While cocktails colored with the butterfly pea are becoming increasingly common, there’s one potent potable that you’ll find only in the Yukon: the Sourtoe cocktail served at Dawson City’s Sourdough Saloon. Not for the faint of heart (or stomach), the drink features any 80-proof alcohol and a mummified human toe, which must touch the drinker’s lips but go no farther into the mouth. Swallowing the toe lands the drinker a $2,500 fine.

The Sourtoe made headlines last month when someone stole the signature toe. Fortunately, it was returned a few days later with a note of apology.

The cocktail has been around since 1973, when Yukon local Captain Dick Stevenson found a toe preserved in a jar of alcohol and brought it into the saloon, dropping it into the drinks of any brave bargoer who would have the garish garnish (maraschino cherries are presumably hard to come by in the Yukon).

The original toe came from a miner and rumrunner named Louie Liken, who lost it to frostbite in the 1920s and preserved the digit in the jar later found by Stevenson. Over the years a total of eight toes have been used in the cocktail. An article in Atlas Obscura tells how one toe “arrived in a jar of alcohol with the message, ‘Don’t wear open-toe sandals while mowing the lawn.’ ”

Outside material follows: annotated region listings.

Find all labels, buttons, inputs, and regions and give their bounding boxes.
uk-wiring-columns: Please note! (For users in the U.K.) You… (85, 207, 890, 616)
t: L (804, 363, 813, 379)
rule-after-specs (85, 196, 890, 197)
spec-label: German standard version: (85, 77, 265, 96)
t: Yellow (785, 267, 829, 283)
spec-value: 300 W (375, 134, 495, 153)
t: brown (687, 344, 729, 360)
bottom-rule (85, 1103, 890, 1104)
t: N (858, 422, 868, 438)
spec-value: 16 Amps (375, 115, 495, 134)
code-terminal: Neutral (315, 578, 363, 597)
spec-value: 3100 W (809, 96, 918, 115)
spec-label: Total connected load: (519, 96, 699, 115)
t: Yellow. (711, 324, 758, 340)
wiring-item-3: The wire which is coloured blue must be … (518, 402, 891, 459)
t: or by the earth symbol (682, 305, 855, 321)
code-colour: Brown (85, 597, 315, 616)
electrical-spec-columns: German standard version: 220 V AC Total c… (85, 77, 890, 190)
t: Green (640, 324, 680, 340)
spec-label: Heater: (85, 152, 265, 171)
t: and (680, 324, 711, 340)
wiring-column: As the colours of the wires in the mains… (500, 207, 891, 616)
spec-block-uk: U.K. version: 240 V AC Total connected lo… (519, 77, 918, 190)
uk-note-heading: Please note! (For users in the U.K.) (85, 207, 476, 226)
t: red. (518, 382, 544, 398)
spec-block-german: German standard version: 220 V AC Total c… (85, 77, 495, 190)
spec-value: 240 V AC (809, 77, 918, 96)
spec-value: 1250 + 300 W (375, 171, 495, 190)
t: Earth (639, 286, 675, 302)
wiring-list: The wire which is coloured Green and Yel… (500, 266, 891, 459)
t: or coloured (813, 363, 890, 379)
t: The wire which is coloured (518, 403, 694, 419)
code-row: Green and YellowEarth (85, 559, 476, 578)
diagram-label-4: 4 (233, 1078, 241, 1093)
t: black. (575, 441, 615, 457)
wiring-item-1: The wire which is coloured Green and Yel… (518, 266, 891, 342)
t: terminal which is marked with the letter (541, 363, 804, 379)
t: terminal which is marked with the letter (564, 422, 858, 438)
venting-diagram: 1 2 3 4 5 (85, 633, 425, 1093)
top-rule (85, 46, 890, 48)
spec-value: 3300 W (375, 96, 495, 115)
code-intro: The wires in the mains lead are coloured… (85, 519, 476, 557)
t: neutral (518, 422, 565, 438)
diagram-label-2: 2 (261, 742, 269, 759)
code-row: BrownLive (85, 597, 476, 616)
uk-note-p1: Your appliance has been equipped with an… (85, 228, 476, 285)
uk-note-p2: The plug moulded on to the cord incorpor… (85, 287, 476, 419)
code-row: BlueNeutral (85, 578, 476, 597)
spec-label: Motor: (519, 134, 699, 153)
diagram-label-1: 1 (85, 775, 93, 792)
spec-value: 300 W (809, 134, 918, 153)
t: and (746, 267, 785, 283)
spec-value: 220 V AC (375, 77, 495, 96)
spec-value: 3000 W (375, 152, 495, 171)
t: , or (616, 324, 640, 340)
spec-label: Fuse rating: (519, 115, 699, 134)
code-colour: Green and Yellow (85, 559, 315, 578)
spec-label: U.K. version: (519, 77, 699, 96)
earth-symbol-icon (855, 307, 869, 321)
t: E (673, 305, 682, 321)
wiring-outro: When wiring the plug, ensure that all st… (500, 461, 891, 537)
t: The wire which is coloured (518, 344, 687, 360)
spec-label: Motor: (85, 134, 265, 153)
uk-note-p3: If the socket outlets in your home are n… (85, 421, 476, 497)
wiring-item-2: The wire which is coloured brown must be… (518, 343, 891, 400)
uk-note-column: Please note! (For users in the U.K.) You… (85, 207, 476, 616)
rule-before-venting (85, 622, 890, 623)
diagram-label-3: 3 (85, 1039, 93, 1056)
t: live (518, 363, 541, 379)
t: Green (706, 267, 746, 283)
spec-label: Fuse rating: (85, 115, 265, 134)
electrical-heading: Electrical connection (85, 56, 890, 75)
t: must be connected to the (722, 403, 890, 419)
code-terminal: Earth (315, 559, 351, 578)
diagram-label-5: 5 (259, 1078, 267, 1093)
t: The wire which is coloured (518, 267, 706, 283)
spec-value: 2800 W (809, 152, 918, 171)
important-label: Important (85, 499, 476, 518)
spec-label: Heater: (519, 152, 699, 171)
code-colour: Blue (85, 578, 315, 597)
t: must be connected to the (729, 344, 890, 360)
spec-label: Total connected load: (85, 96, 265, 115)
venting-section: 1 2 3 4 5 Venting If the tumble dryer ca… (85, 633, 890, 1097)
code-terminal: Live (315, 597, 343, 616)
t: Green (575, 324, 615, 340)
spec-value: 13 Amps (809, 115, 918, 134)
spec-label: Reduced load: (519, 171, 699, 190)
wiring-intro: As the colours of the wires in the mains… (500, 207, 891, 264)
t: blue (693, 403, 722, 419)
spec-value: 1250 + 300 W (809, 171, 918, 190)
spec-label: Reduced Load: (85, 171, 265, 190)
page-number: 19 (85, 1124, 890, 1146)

Salt curing preserves the toes and keeps bacteria at bay. The Newscripts gang reached out to New York University’s Marion Nestle, an expert in food safety and public health, to inquire about health hazards. “Yuck” was her reply. “I doubt it’s harmful at this point, but why would anyone want to drink this?”

The Sourdough Saloon’s toe master, Terry Lee, told National Public Radio that he is in need of digit donations. “Right now we don’t have any big toes,” he said. “If anybody out there has an extra big toe, we would really like it.”